TWO weeks before lockdown I spied a man at my local Tesco in full fatigues, and matching ninja face mask darting nervously along the aisles nudging items into his basket. I fumbled for my phone thinking he looked so strikingly out of place that a Twitter picture opportunity surely presented itself. I was too slow with the phone and I thought stalking him around the shop might increase, what I perceived as, his paranoia.

Instead, me and a couple of onlookers had a giggle about it. Cut to four bizarre months later and today masks become mandatory in shops in Scotland, newspaper headlines scream out “Not wearing a mask should be as taboo as drink-driving, say leading scientists”, face coverings have become designer fashion accessories and the humble mask has somehow even managed to become one of the most divisive political issues of our time. Wow.
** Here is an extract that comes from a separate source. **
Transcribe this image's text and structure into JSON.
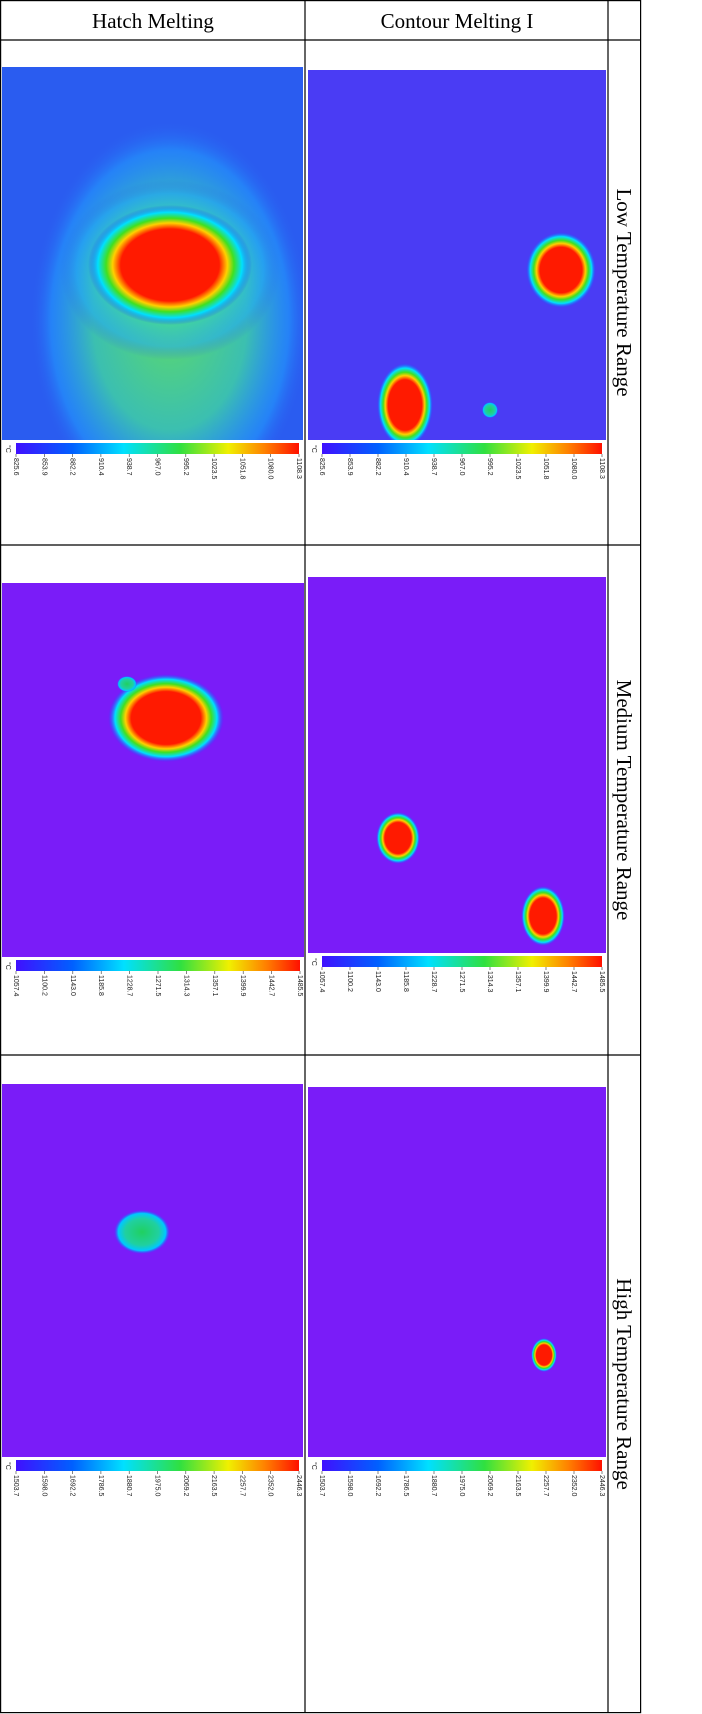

This week Nobel Prize-winning biologist Professor Sir Venki Ramakrishnan said that everyone should wear a face-covering inside public spaces, and pointed to lamentable figures which showed only 25% of British people wearing masks compared to 83% in Italy in April. “If all of us wear one” he said “we protect each other and thereby ourselves, reducing transmission.”
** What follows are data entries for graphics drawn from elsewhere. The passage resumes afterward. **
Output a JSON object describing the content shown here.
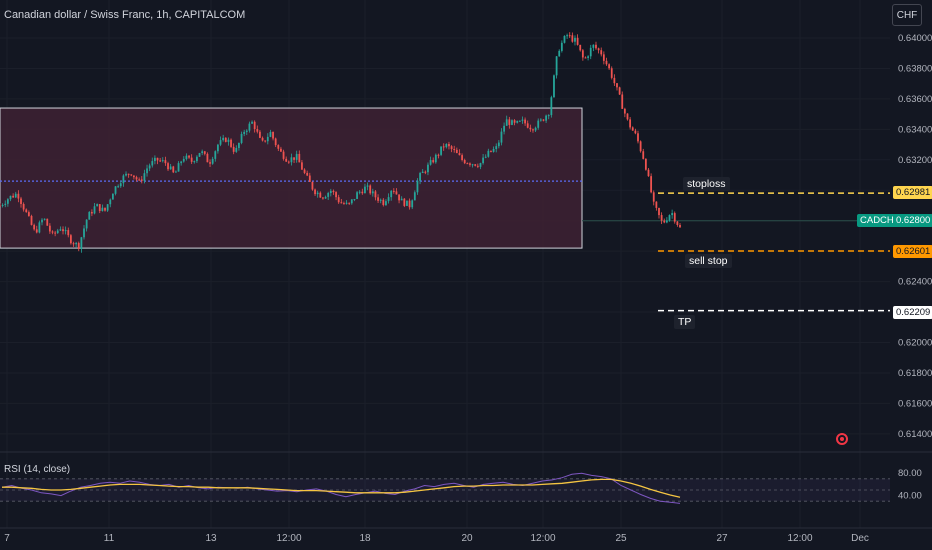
{
  "header": {
    "title": "Canadian dollar / Swiss Franc, 1h, CAPITALCOM",
    "currency_button": "CHF"
  },
  "price_axis": {
    "ticks": [
      "0.64000",
      "0.63800",
      "0.63600",
      "0.63400",
      "0.63200",
      "0.62400",
      "0.62000",
      "0.61800",
      "0.61600",
      "0.61400"
    ]
  },
  "price_boxes": {
    "stoploss_value": "0.62981",
    "symbol_label": "CADCHF",
    "current_value": "0.62800",
    "sellstop_value": "0.62601",
    "tp_value": "0.62209"
  },
  "annotations": {
    "stoploss": "stoploss",
    "sell_stop": "sell stop",
    "tp": "TP"
  },
  "rsi": {
    "label": "RSI (14, close)",
    "ticks": [
      "80.00",
      "40.00"
    ]
  },
  "time_axis": {
    "ticks": [
      "7",
      "11",
      "13",
      "12:00",
      "18",
      "20",
      "12:00",
      "25",
      "27",
      "12:00",
      "Dec"
    ]
  },
  "colors": {
    "background": "#131722",
    "up": "#26a69a",
    "down": "#ef5350",
    "box_fill": "#3e2133",
    "stoploss_line": "#ffd54f",
    "sellstop_line": "#ff9800",
    "tp_line": "#ffffff",
    "rsi_line": "#7e57c2",
    "rsi_ma": "#f5c542"
  },
  "chart_data": {
    "type": "candlestick",
    "x_ticks": [
      "7",
      "11",
      "13",
      "12:00",
      "18",
      "20",
      "12:00",
      "25",
      "27",
      "12:00",
      "Dec"
    ],
    "price_range": [
      0.613,
      0.6415
    ],
    "key_levels": {
      "stoploss": 0.62981,
      "current": 0.628,
      "sell_stop": 0.62601,
      "tp": 0.62209
    },
    "range_box": {
      "top": 0.6354,
      "bottom": 0.6262,
      "midline": 0.6306
    },
    "close_path": [
      0.629,
      0.6295,
      0.6298,
      0.6285,
      0.6272,
      0.6282,
      0.627,
      0.6276,
      0.6268,
      0.6263,
      0.6282,
      0.629,
      0.6286,
      0.63,
      0.6308,
      0.6312,
      0.6305,
      0.6316,
      0.632,
      0.6318,
      0.631,
      0.6322,
      0.6319,
      0.6326,
      0.6318,
      0.633,
      0.6334,
      0.6325,
      0.6339,
      0.6345,
      0.633,
      0.6338,
      0.6326,
      0.632,
      0.6322,
      0.631,
      0.63,
      0.6296,
      0.63,
      0.6292,
      0.629,
      0.6298,
      0.6302,
      0.6296,
      0.6292,
      0.6302,
      0.6293,
      0.629,
      0.6308,
      0.6315,
      0.6322,
      0.633,
      0.6326,
      0.632,
      0.6318,
      0.6317,
      0.6324,
      0.6328,
      0.6346,
      0.6343,
      0.6345,
      0.6341,
      0.6345,
      0.6352,
      0.6392,
      0.6402,
      0.6398,
      0.6385,
      0.6395,
      0.639,
      0.6378,
      0.6362,
      0.6345,
      0.6335,
      0.6318,
      0.629,
      0.6278,
      0.6286,
      0.6275
    ],
    "rsi": {
      "range": [
        0,
        100
      ],
      "bands": [
        70,
        30
      ],
      "values": [
        55,
        58,
        53,
        50,
        45,
        43,
        40,
        48,
        55,
        58,
        62,
        64,
        62,
        66,
        64,
        60,
        58,
        60,
        55,
        58,
        54,
        52,
        55,
        54,
        53,
        55,
        52,
        50,
        48,
        49,
        47,
        50,
        52,
        48,
        42,
        38,
        42,
        45,
        48,
        44,
        42,
        48,
        52,
        58,
        56,
        60,
        62,
        58,
        55,
        60,
        62,
        64,
        60,
        58,
        62,
        66,
        68,
        72,
        78,
        80,
        76,
        74,
        70,
        58,
        50,
        42,
        35,
        30,
        28,
        26
      ],
      "ma": [
        55,
        55,
        54,
        53,
        51,
        50,
        50,
        51,
        53,
        55,
        57,
        59,
        60,
        60,
        60,
        59,
        58,
        57,
        56,
        56,
        55,
        55,
        54,
        54,
        54,
        54,
        53,
        52,
        51,
        50,
        49,
        49,
        49,
        48,
        47,
        46,
        45,
        45,
        45,
        45,
        45,
        46,
        48,
        50,
        52,
        54,
        56,
        57,
        57,
        58,
        58,
        59,
        59,
        59,
        59,
        60,
        61,
        62,
        64,
        66,
        68,
        69,
        69,
        66,
        62,
        57,
        51,
        46,
        41,
        37
      ]
    }
  }
}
He argued that a stronger, clearer message from government was needed to persuade a “sceptical” public about the benefits of face coverings. As if to prove his point, the very next day, launching his much-lauded meal voucher scheme, pin-up Chancellor Rishi Sunak beamed at me through the camera lens as he served two plates of steaming food to bewildered restaurant goers. He was all winning smiles and shiny hair but, notably, no mask.

In fact, you’d be hard-pressed to think of any UK cabinet ministers on recent photo opportunities who’ve sported a mask. In Scotland, Nicola Sturgeon’s donning of a tartan face mask in June, as well as bringing “a tsunami of sales” for the company which made it, finally sent a bold, public health message from the top about the efficacy of masks.

At the end of April the First Minister, in what was seen as the first divergence from UK Government policy, was advising us to wear them, just weeks after her own clinical director had said to BBC Radio Scotland: “People don’t wear them properly…they’re uncomfortable. Masks are not fun.” Whilst the FM was dishing out the advice here, in London professor Angela MacLean from SAGE told us that the effect of face coverings against the virus was “small”, whilst Matt Hancock insisted the Scottish Government’s advice was based on “weak science”.

By May 11, the UK Government had changed its mind and was advising the public to cover their faces in enclosed public spaces, and on June 15 face coverings became mandatory on public transport but not shops. Scenes from English pubs were largely devoid of mask-wearers.

What is it about a simple piece of cloth that is so difficult? OK, it does feel odd. When I wear my mask I feel self-conscious – instantly it feels like I’m the only one wearing one and everyone’s staring. Being from an immigrant background, I spent every waking hour of my childhood and adolescent years trying to fit in with my peers, and now, I feel I am actively ‘othering’ myself by practising something that’s not culturally acceptable here yet, but has been in parts of Asia.

It makes me feel panicky – my smile which ‘speaks’ to people as I pass them, is hidden, so how will they know I’m friendly. And lastly, and this is a weird one, I feel a bit mysterious, almost alluring, as my eyes become hyper expressive, like some sort of bad Bollywood actress. Sadly, this new-found sexiness is tempered by the fact the mask makes my glasses steam up, so 9 times out of 10 the moment ends with me bumping into a shelf or tripping over a freshly-sanitised basket. Whilst all these are minor inconveniences, I’m more than happy to take my chances with them rather than be responsible for passing coronavirus to a friend or my elderly next door neighbour.

What I don’t feel is that I don’t need it because I’m somehow immune as the virus hasn’t affected anyone I know, or that it is some sort of ploy by the nanny state to over-ride my civil liberties, as some people both here and in the United States believe. Reports of restaurant employees in Oklahoma being threatened and verbally abused by customers refusing to wear masks when asked, show how divisive the issue has become in America.

So, on the day face coverings become mandatory in shops here, if I’m at Tesco with my mask on (being all alluring) and I see the man in the mask and fatigues proudly sashaying down the aisles with that self-congratulatory look about him, I wont be laughing at him. I’ll probably shake his hand. Except, of course, I can’t.